Federal prosecutors said Sandoval also took additional bribes in connection with "corrupt activities with other public officials" in exchange for using his position as a state senator and chairman of the Senate Transportation Committee to benefit other people and their business interests. Those other public officials were not named in the plea deal.

In total, prosecutors say Sandoval took $250,000 in bribes from crimes involving more than five people, including $70,000 in connection to his support for the red light camera industry.

Sandoval was charged with one count of bribery involving federal programs and one count of fraud and false statements. He pleaded guilty to both counts and faced a maximum of 13 years in prison, although prosecutors agreed to recommend a shorter sentence in exchange for his ongoing cooperation.

In a filing last month, prosecutors wrote Sandoval "has been fully compliant with the conditions of his release and has provided valuable cooperation that is expected to last at least several more months."

Months after Sandoval's guilty plea, ComEd admitted to a yearslong bribery scheme that sought to curry Illinois House Speaker Michael Madigan's favor in advancing legislation relaxing state regulation of ComEd's rates by directing $1.3 million in payments to the speaker's associates. ComEd acknowledged it stood to benefit by more than $150 million from that legislation. The utility entered into a deferred prosecution agreement with the feds, and has agreed to pay a $200 million fine, enact a number of reforms, and cooperate with investigators in exchange for prosecutors dropping charges in 2023 if ComEd lives up to its obligations.
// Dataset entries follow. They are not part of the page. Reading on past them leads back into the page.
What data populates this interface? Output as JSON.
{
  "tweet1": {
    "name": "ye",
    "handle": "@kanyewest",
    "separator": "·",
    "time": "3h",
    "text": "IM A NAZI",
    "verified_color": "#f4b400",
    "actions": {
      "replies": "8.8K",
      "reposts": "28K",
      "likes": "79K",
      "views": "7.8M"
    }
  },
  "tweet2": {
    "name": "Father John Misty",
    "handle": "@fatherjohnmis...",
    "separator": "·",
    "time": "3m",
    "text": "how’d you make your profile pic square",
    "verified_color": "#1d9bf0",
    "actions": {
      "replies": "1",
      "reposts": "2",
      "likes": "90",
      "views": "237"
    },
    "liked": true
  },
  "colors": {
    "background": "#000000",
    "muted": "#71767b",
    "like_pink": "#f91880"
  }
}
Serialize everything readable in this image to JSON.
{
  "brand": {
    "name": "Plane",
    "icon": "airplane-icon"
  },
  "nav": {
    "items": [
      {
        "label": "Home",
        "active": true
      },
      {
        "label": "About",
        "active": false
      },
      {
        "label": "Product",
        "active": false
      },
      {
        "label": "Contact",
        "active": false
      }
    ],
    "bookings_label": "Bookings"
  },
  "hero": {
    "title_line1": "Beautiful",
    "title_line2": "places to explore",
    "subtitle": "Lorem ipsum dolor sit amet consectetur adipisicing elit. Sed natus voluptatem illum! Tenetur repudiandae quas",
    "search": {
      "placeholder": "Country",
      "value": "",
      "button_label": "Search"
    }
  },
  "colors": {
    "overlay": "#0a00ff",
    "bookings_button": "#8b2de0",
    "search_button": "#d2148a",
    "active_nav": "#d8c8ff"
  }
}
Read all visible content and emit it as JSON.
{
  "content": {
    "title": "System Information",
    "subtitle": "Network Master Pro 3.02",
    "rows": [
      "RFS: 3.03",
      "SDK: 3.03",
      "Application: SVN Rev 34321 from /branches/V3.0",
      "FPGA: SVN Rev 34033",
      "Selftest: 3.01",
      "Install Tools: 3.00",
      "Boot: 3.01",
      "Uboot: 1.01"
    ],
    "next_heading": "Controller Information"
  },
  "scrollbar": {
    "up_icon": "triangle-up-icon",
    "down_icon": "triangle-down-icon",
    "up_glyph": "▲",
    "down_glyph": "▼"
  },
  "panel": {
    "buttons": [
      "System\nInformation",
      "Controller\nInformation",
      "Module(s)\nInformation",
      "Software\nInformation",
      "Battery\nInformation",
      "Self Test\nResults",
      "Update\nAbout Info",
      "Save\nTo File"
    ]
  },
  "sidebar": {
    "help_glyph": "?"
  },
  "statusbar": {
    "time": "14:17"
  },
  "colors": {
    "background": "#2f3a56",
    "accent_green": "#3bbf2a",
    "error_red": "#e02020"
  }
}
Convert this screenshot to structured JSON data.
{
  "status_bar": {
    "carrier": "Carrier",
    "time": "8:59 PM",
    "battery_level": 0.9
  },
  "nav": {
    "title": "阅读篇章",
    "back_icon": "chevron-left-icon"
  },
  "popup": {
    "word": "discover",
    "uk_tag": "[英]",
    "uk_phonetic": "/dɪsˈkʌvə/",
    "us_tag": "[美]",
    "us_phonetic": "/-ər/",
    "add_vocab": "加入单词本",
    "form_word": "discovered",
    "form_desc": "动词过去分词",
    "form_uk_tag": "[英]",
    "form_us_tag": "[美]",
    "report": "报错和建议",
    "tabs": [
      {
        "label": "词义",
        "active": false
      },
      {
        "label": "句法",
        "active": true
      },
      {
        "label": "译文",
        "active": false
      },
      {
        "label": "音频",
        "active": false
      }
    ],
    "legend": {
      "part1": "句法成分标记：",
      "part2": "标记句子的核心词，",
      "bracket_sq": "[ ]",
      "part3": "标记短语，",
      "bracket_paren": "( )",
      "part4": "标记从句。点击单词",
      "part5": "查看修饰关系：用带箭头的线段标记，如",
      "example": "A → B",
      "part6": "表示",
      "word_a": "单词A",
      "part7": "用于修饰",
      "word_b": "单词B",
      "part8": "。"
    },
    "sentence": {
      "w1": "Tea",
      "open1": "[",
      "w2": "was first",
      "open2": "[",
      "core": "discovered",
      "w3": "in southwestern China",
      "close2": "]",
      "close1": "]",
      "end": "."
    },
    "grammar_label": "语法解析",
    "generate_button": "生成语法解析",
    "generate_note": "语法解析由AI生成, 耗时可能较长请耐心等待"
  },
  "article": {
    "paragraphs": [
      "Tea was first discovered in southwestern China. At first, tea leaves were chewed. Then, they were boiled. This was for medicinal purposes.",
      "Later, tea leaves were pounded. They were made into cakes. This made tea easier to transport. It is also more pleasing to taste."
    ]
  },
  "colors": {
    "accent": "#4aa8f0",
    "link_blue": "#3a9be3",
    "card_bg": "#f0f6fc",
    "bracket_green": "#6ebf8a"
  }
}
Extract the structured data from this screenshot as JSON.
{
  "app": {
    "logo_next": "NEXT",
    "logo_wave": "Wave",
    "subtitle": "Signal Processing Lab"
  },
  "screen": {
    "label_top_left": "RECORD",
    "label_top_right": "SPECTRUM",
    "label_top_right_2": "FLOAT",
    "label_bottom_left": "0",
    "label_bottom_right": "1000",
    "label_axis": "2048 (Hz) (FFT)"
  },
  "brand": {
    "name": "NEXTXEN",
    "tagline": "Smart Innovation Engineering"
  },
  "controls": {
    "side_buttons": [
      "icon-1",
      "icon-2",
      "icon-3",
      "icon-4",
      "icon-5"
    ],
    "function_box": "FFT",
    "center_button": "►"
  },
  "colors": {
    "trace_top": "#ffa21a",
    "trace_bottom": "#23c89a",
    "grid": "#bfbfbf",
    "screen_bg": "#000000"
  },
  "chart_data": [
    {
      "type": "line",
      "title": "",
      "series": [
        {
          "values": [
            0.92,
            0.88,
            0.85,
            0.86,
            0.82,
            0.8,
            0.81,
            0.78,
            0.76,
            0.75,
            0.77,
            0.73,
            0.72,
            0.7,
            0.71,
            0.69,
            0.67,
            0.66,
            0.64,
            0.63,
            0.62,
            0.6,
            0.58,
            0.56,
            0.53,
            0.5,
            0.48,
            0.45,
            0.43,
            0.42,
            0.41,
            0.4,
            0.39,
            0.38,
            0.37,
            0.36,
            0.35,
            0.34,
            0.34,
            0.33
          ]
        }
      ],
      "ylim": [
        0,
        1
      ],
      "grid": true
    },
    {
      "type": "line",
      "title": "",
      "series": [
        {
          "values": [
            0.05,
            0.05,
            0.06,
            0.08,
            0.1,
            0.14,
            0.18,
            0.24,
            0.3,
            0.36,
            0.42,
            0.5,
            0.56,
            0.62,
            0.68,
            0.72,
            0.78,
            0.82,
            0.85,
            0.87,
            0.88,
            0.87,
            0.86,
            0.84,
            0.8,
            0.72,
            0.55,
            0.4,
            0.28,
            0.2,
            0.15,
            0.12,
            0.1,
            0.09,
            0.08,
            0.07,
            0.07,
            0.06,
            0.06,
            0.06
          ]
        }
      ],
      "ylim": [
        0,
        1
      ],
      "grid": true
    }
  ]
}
Last month, Madigan confidant Michael McClain, former ComEd CEO Anne Pramaggiore, former ComEd executive and lobbyist John Hooker, and former lobbyist Jay Doherty were charged with bribery conspiracy, bribery, and willfully falsifying ComEd books and records, accusing them of coordinating the bribery scheme. All four have pleaded not guilty.

Madigan himself has not been charged with a crime, and has denied any wrongdoing.

Sandoval was never charged in connection with any wrongdoing involving ComEd, and it's unclear if his cooperation helped the feds bring charges in that case.

Illinois State Sen. Celina Villanueva, who was appointed to fill Sandoval's seat in January, and went on to win election to a full term in November, said his death shows "COVID-19 is real and continues to devastate communities across the Southwest side."

"Please show compassion for your neighbors and wear a mask, social distance and listen to the health experts who are desperately trying to save lives. Not taking these basic precautions has real consequences felt by thousands of families across the state," Villanueva said in a statement. "My deepest sympathies go to Martin's family during their time of loss."